Caractéristiques de l' « orgue mediophone » de Saint-Rambert

Il est de dimension relativement imposante : la = 165cm ; pr = 118cm ; h = 200cm. Sa structure semble être en chêne. Il comporte une façade de tuyaux factices cachant le sommier des anches. Il possède deux claviers fermés par un abattant et un pédalier. Il comporte 25 jeux.
De gauche à  droite : Harpe éolienne ; Voix humaine ; Cor de nuit ; Contre basse ; Baryton ; Clairon ;
Violoncelle ; Baruphone ; Voix de basse ; Bourdon ; Cor anglais ; Echo des montagnes ; Echo celeste ;
Concert angélique ; Flute ; Clarinette ; Voix céleste ; Saxophone ; Violetta ; Fifre ; Flute suisse ; Hautbois ;
Voix humaine ; Harpe éolienne ; Musette.

La plaque de fabricant est un médaillon en porcelaine blanche encastré au-dessus du clavier. On peut y lire les inscriptions suivantes : Dumont & Lelièvre ; Manufacture d'orgues des Andelys ; 7 médailles d'or ; 3 diplômes d'honneur ; 1886 - 1888 ; orgue-mediophone ; harmoniphrase (*)- claviphone ; choriphone ;
contrebasse; table solfège ; de L.D. Mont.

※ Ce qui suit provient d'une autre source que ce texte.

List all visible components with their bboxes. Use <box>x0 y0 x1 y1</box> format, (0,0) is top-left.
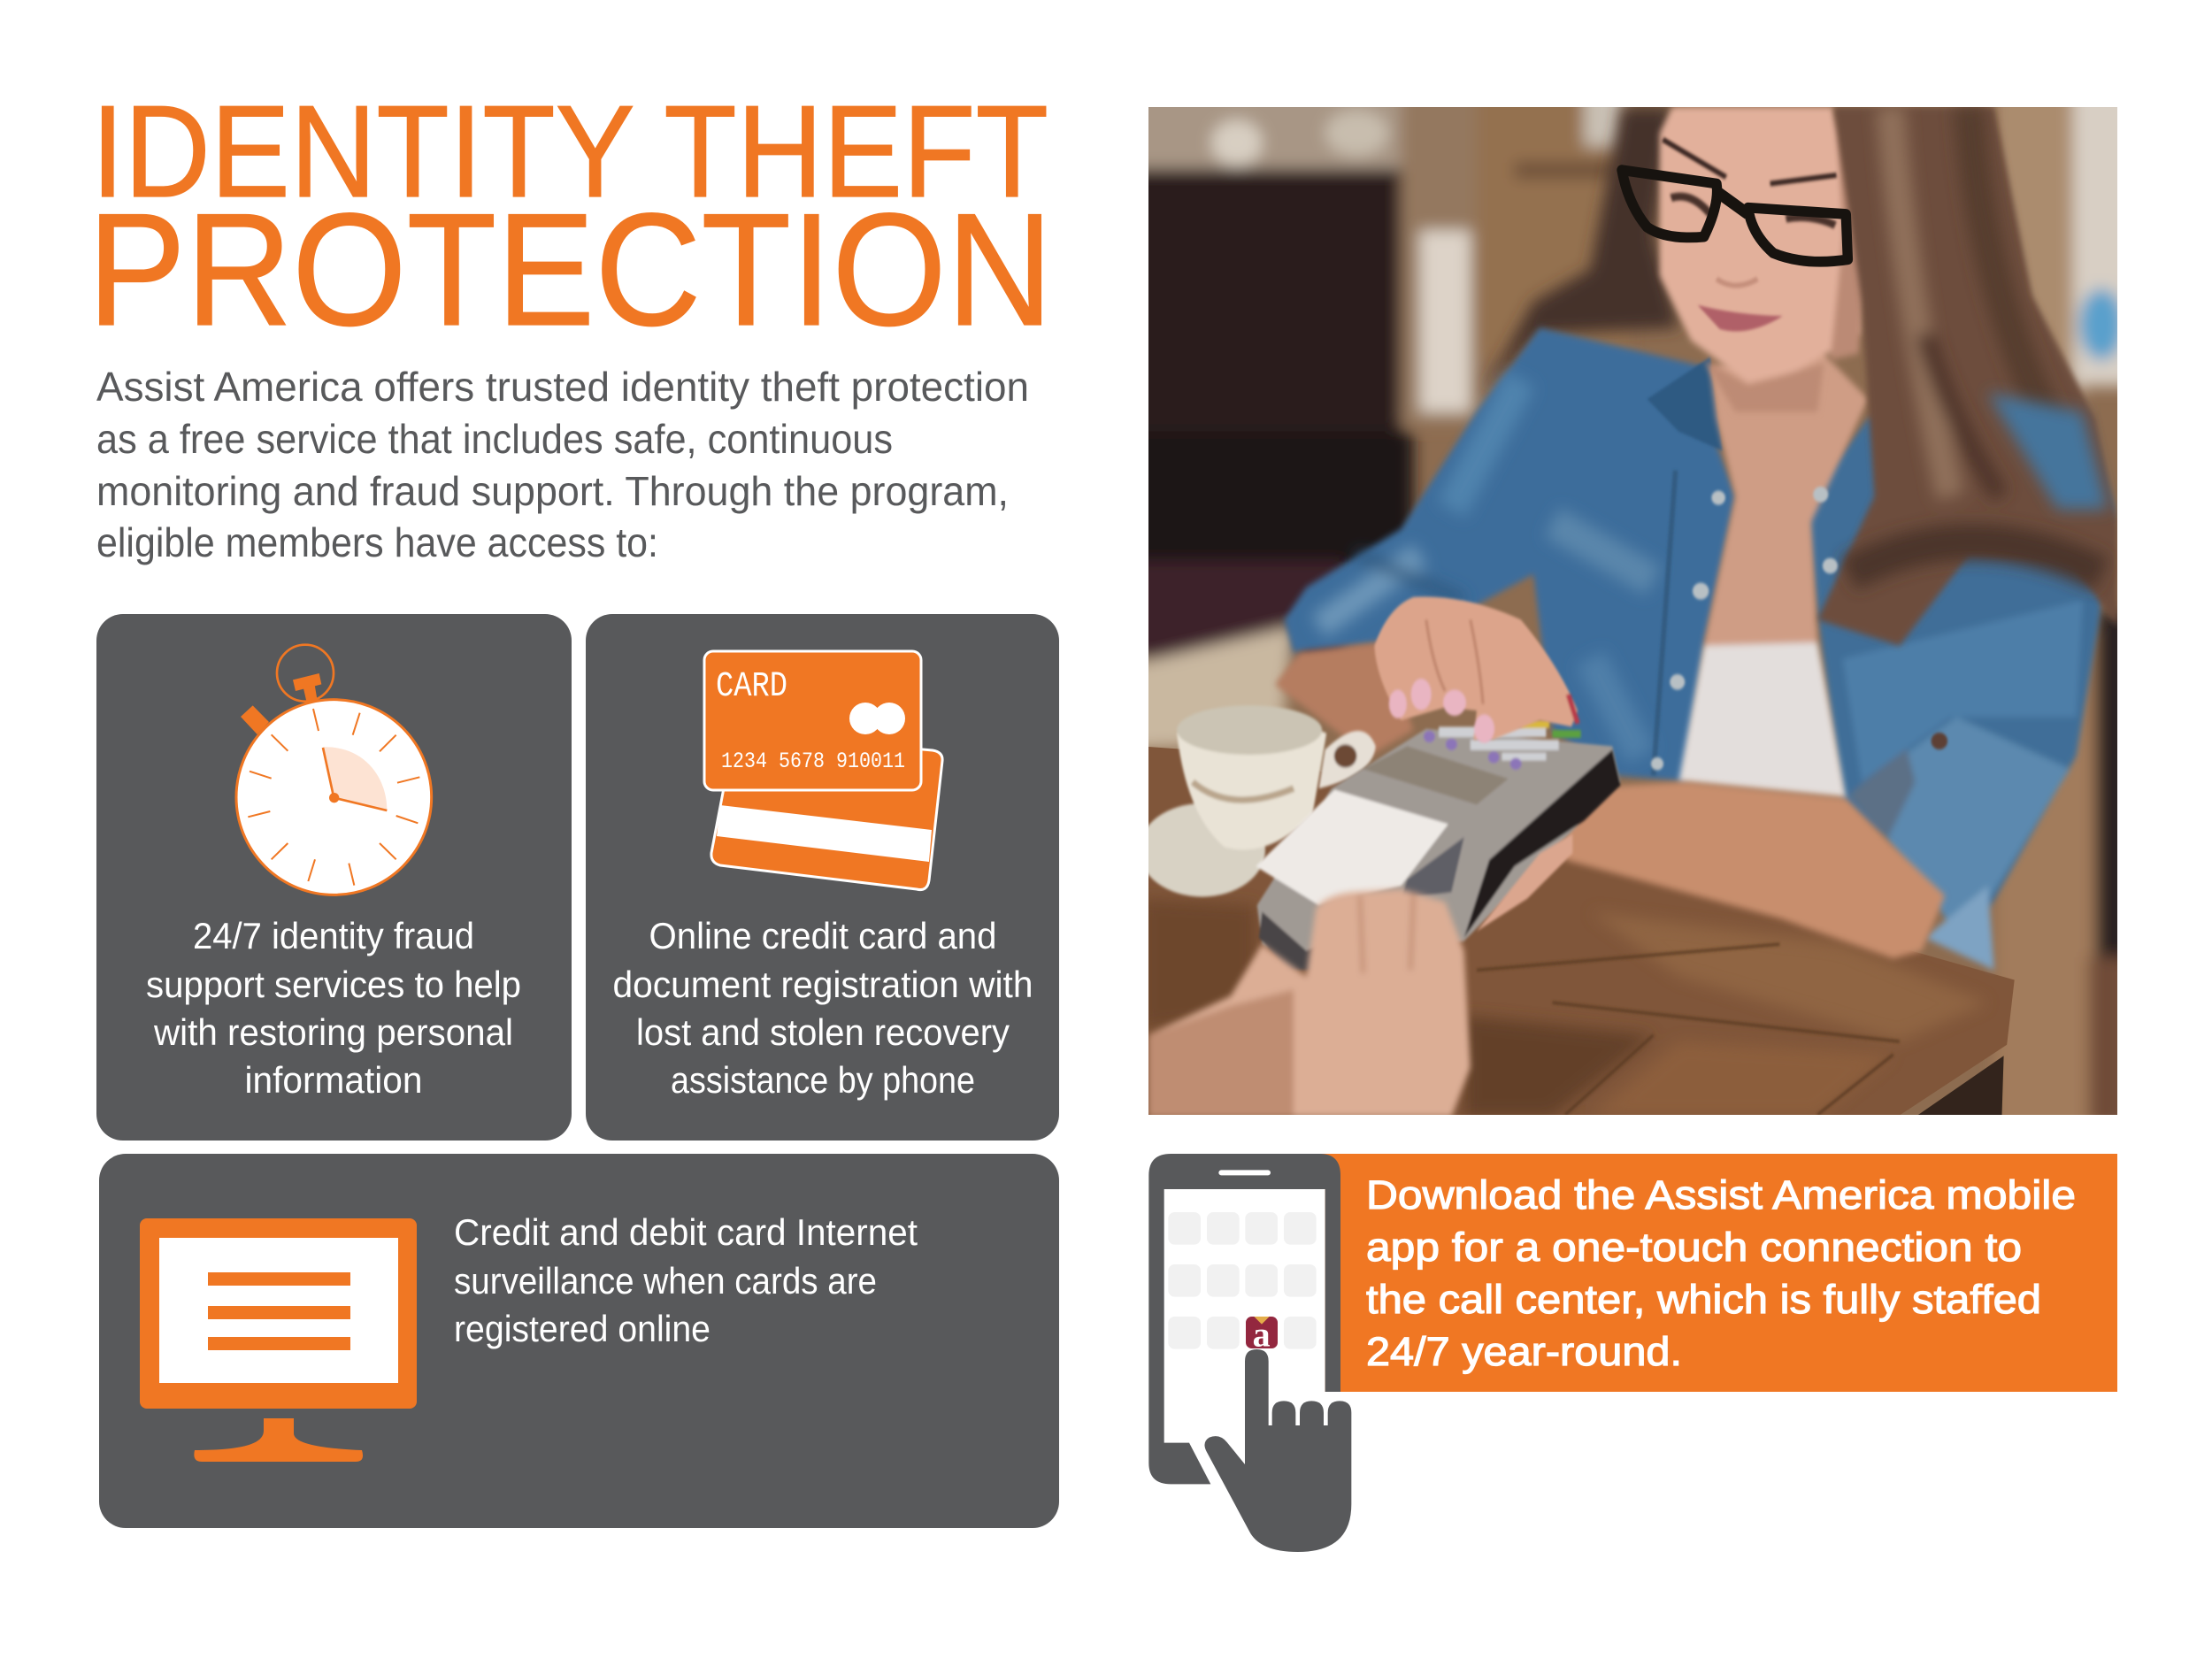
card registration text: lost and stolen recovery <box>636 1011 1010 1053</box>
panel: mobile app callout <box>1148 1154 2117 1552</box>
front hair <box>1817 107 2117 646</box>
fraud support text: with restoring personal <box>153 1011 513 1053</box>
intro paragraph <box>96 364 1029 565</box>
denim shirt <box>1284 327 2114 970</box>
denim shoulder over hair <box>1988 393 2108 510</box>
title line 2: PROTECTION <box>88 180 1053 359</box>
card terminal <box>1256 720 1621 970</box>
chest and top <box>1678 347 1868 798</box>
right forearm <box>1275 642 1945 958</box>
icon: credit cards <box>704 651 942 890</box>
panel: fraud support <box>96 614 572 1141</box>
fraud support text: support services to help <box>146 964 521 1005</box>
coffee cup and saucer <box>1139 705 1376 897</box>
surveillance text: surveillance when cards are <box>454 1260 877 1302</box>
card registration text <box>612 915 1033 1101</box>
panel: internet surveillance <box>99 1154 1059 1528</box>
callout banner <box>1318 1154 2117 1392</box>
intro paragraph: Assist America offers trusted identity theft protection <box>96 364 1029 410</box>
callout text <box>1366 1172 2076 1374</box>
card registration text: document registration with <box>612 964 1033 1005</box>
app icon <box>1246 1314 1278 1354</box>
photo: woman paying at card terminal <box>1148 107 2117 1115</box>
table <box>1142 746 2015 1119</box>
callout text: Download the Assist America mobile <box>1366 1172 2076 1217</box>
surveillance text: registered online <box>454 1308 710 1349</box>
title line 1: IDENTITY THEFT <box>91 79 1048 225</box>
hands <box>1374 596 1578 931</box>
title <box>88 79 1053 359</box>
app icon: a <box>1253 1314 1271 1354</box>
woman's back hair <box>1483 107 1678 393</box>
icon: credit cards: 1234 5678 910011 <box>721 749 905 774</box>
fraud support text: information <box>244 1059 423 1101</box>
card registration text: assistance by phone <box>671 1059 975 1101</box>
face <box>1660 107 1865 412</box>
icon: credit cards: CARD <box>716 667 787 707</box>
callout text: 24/7 year-round. <box>1366 1329 1682 1374</box>
shirt buttons <box>1651 487 1947 771</box>
intro paragraph: monitoring and fraud support. Through the program, <box>96 468 1009 514</box>
callout text: the call center, which is fully staffed <box>1366 1277 2041 1322</box>
intro paragraph: eligible members have access to: <box>96 519 658 565</box>
panel: card registration <box>586 614 1059 1141</box>
glasses <box>1622 170 1847 262</box>
fraud support text <box>146 915 521 1101</box>
surveillance text: Credit and debit card Internet <box>454 1211 918 1253</box>
icon: phone and pointing hand <box>1148 1154 1352 1552</box>
intro paragraph: as a free service that includes safe, continuous <box>96 416 893 462</box>
icon: stopwatch <box>236 645 432 895</box>
card registration text: Online credit card and <box>649 915 996 956</box>
icon: monitor <box>140 1218 417 1462</box>
callout text: app for a one-touch connection to <box>1366 1225 2022 1270</box>
surveillance text <box>454 1211 918 1349</box>
fraud support text: 24/7 identity fraud <box>193 915 474 956</box>
face details <box>1663 140 1837 332</box>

(*) L'harmoniphrase est un système breveté par M. Dumont et qui permet lorsque l'on joue une mélodie avec un doigt d'en obtenir automatiquement un accompagnement. Les touches du clavier sont plaquées en ivoire. Les 25 tirants de registres situés au-dessus du clavier portent les noms des jeux sur des pastilles en porcelaine.

Etat actuel

L'harmonium été modifié il y a pas mal d'années et doté d'une soufflerie électrique non visible car se situant sur l'arrière. Il semble qu'elle puisse être déconnectée pour une utilisation de l'instrument avec les pédales. Il y a deux ou trois ans, à  la demande de M. Jean-Pierre Grolet, directeur de la chorale de Saint-Just-Saint-Rambert, M. Jean Michel Achard, résidant à  Andrézieux-Bouthéon, soucieux de la conservation de ce genre d'instrument, a remis notre harmonium en état de fonctionnement. Il a procédé à  la réfection de quelques joints et a traité le bâti au xylophène pour le protéger contre les vers. Il a constaté que les anches étaient en bon état et que tous les jeux fonctionnaient parfaitement, y compris ceux du pédalier. Selon lui, c'est un instrument intéressant qui jouit d'une belle sonorité.

Le père Serge Vaganay a joué sur cet orgue courant novembre 2010. Il a pu constater lui aussi le bon fonctionnement de l'harmonium. Dans le courant de l'été 2011, un visiteur allemand titulaire d'une chaire d'orgue et jouant sur un orgue Cavaillé-Coll m'a également vanté les bonnes qualités de cet instrument et son bon état.

A ma connaissance, cet harmonium n'est pas classé.